Other soothsayers’ divinations of the future turned out to be a bit more cloudy: Sheldon Lee Glashow declared that “Japan will be the central economic power in the world” and foresaw the discovery of cures to many diseases that still remain a mystery: diabetes, multiple sclerosis, and Parkinson’s disease. Going out on a limb, Tim Powers envisioned that “probate and copyright law will be entirely restructured by 2012 because people will be frozen at death, and there will be electronic means of consulting them.” And several authors incorrectly predicted that the U.S. would be plagued by widespread illiteracy by 2012 (the most recent estimate found the country to have a 99 percent literacy rate).

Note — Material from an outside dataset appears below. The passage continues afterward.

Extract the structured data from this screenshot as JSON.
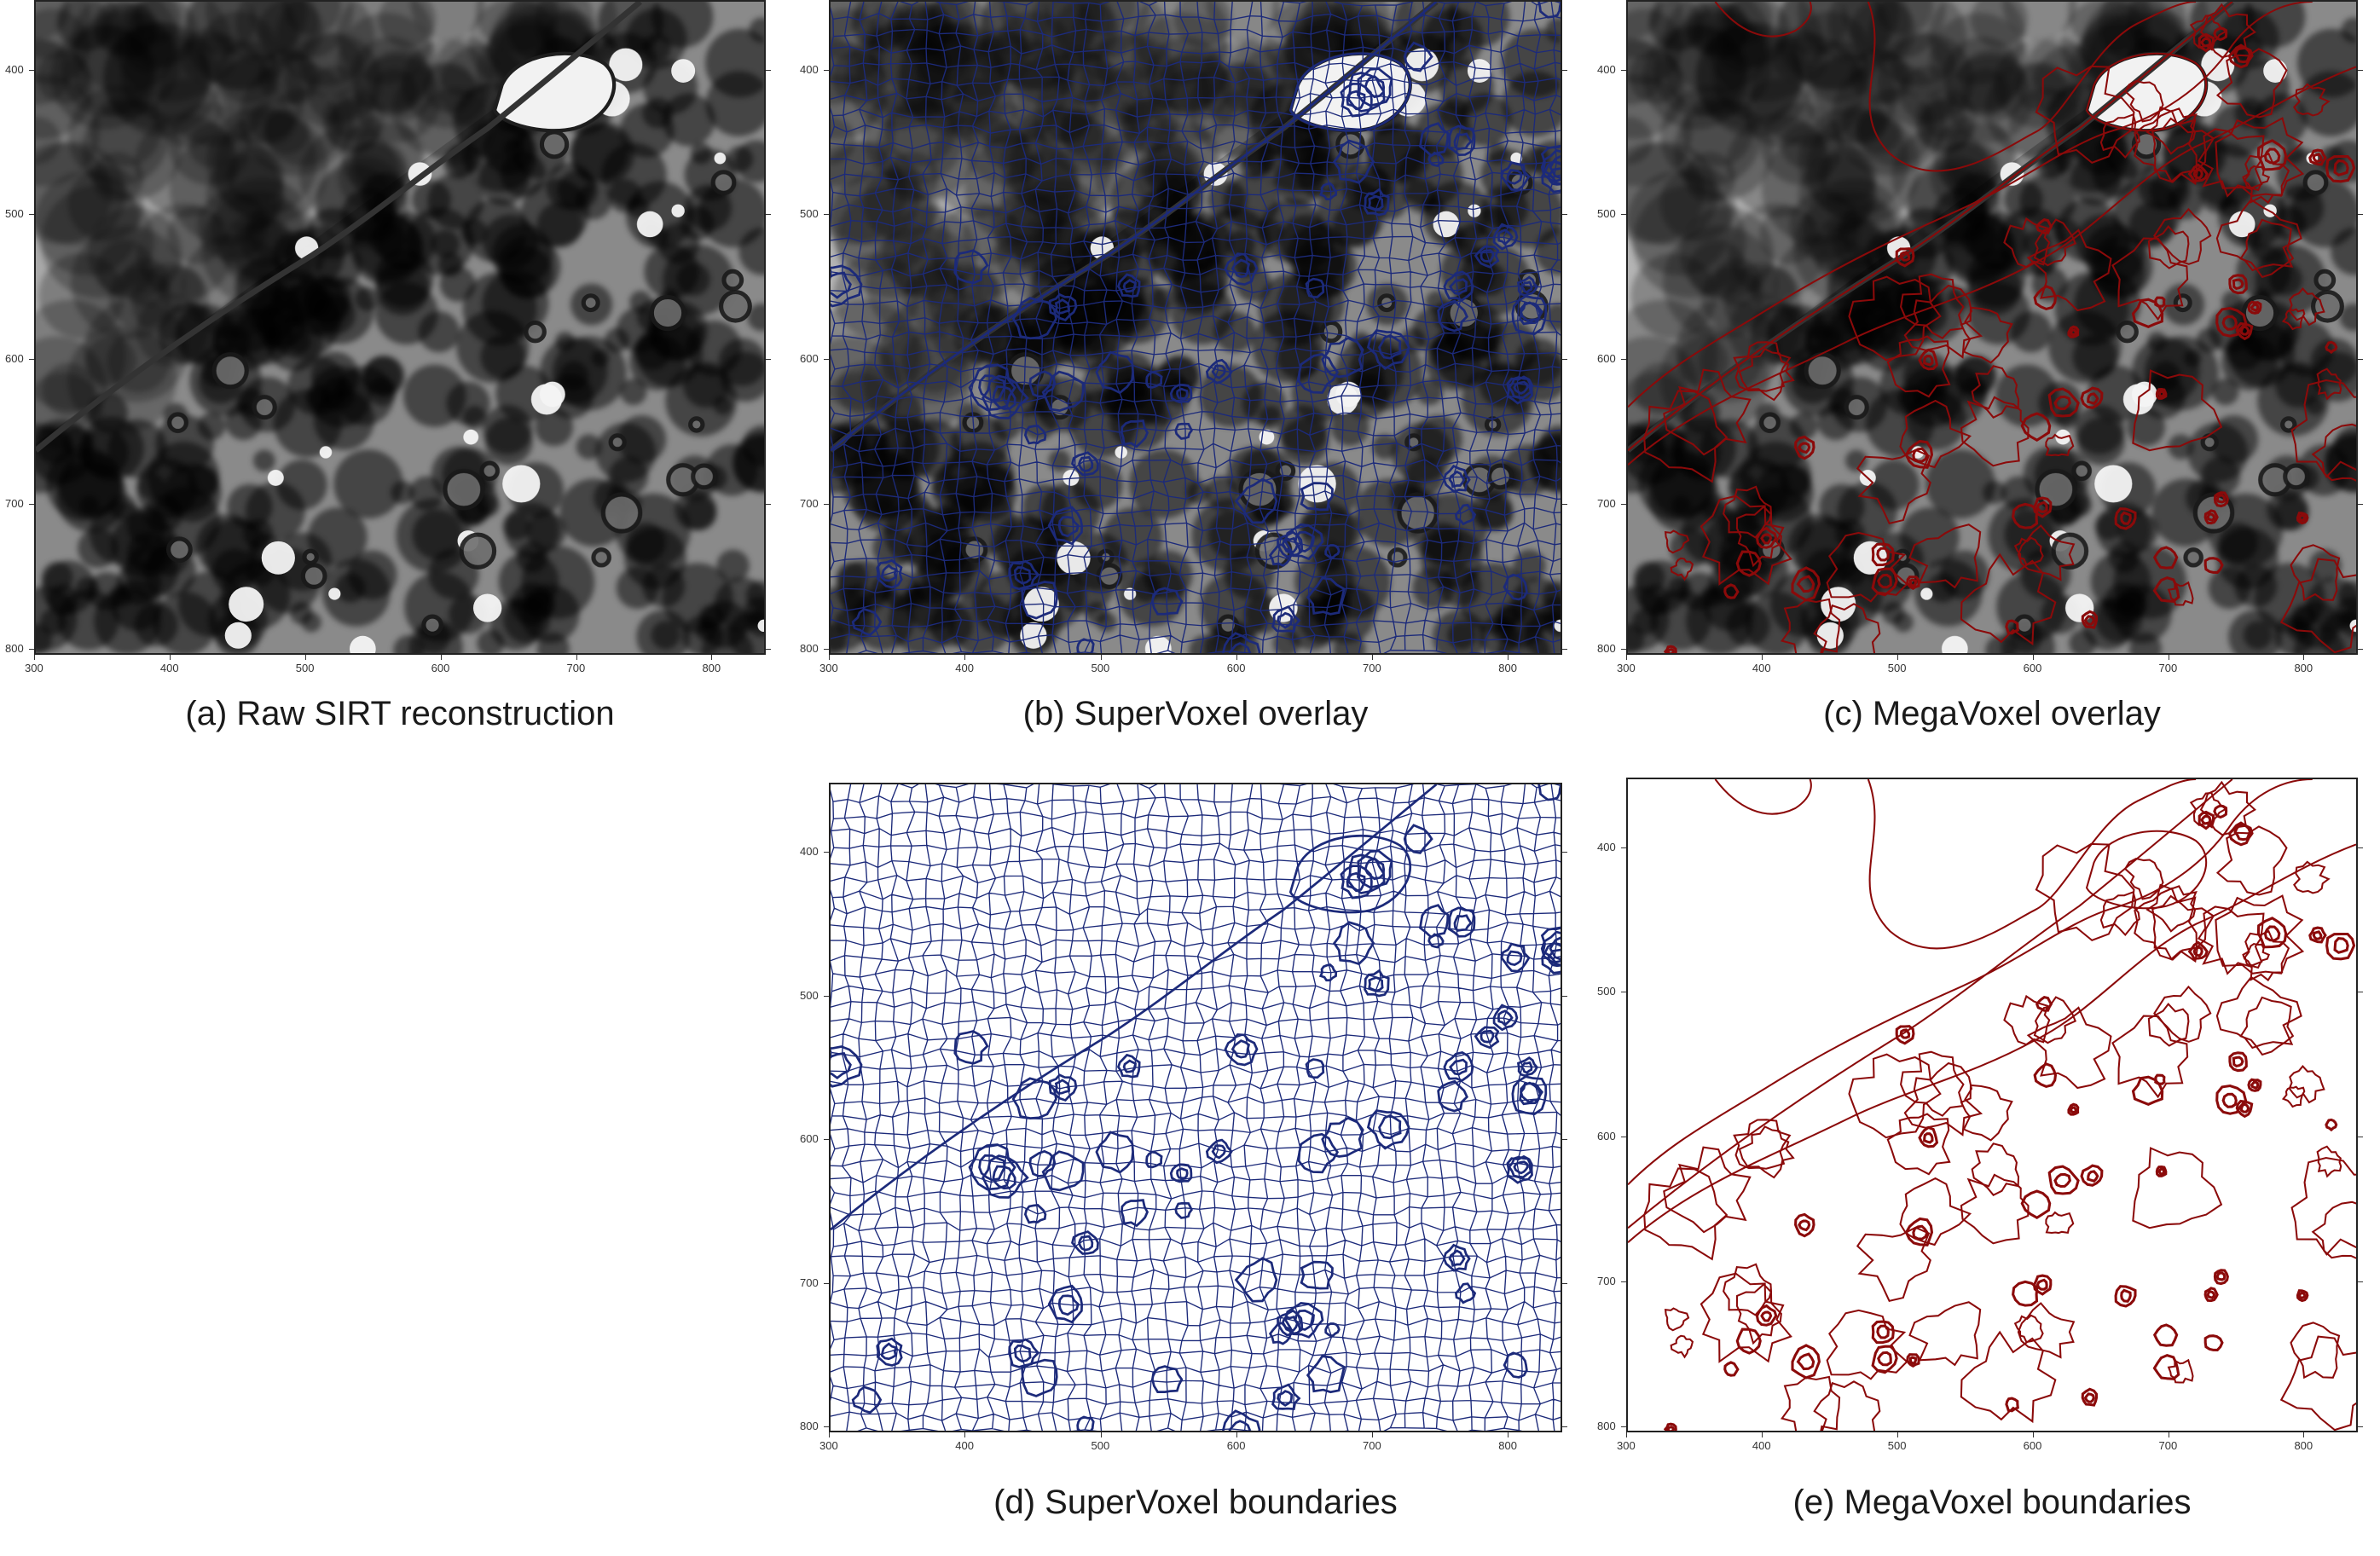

Perhaps what’s most interesting about the 1987 predictions, though, isn’t whether the authors correctly guessed global population figures or which countries would be the most economically viable, but how the moment in which the writers were living colored their visions of the future. Nearly all of the predictions referenced the ominous threat of nuclear war, the tenuous relationship between the U.S. and Russia, and the global AIDS epidemic. These apocalyptic specters were the static backdrop to the visionaries’ predictions – a world without the possibility of desecration was unimaginable; only the extent to which we could survive it was subject to debate.
And not one of the authors could foresee what has become the defining technological advancement of our time: the Internet.
What will the world look like 25 years from now, in 2037? Will we even recognize ourselves?